Actu : “Hélène est un être exceptionnel et entier”

“Hélène est un être exceptionnel et entier”

Sa famille descend des croisés et dans « dix pour cent » Thibault de Montalembert jouait le méchant, mais les spectateurs ont adopté ce bourgeois tendre.

Difficile de changer de peau. Cet homme si discret et raffiné a mis longtemps à accepter d’être pris pour l’odieux Mathias Barneville, le directeur d’agence arrogant, infidèle, de la série « Dix pour cent » : « A la diffusion des premiers épisodes, mes partenaires m’appelaient pour me dire : “C’est génial, on ne cesse de m’arrêter dans la rue pour me féliciter.” Pour moi, il ne se passait strictement rien.

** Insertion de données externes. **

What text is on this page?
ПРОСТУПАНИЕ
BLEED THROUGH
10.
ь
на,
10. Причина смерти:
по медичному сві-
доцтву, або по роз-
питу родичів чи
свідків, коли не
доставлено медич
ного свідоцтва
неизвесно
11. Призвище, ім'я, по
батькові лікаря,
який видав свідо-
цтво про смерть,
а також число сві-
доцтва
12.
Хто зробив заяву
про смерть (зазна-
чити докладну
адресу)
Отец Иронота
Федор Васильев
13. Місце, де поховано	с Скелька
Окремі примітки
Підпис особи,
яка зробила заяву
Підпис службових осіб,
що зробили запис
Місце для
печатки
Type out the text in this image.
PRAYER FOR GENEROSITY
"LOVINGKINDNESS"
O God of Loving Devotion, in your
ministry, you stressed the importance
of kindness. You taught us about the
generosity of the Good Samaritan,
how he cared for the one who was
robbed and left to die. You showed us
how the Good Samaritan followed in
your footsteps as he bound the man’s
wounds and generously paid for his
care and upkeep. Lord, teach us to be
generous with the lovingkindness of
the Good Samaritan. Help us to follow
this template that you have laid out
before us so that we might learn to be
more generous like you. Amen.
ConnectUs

Pas un sourire, pas un compliment. La saison 2 arrive… même indifférence. Là, je commence à flipper. Je me dis : “Les gens ne m’aiment pas. Peut-être que je ne suis pas bon.” Et puis, soudain, au troisième épisode, lorsque la carapace de Mathias commence à craquer, on se rue sur moi au marché : “Jusqu’ici, vous étiez odieux et nous n’avions aucune envie de vous saluer… mais maintenant, on vous aime bien.”» Il en rit encore.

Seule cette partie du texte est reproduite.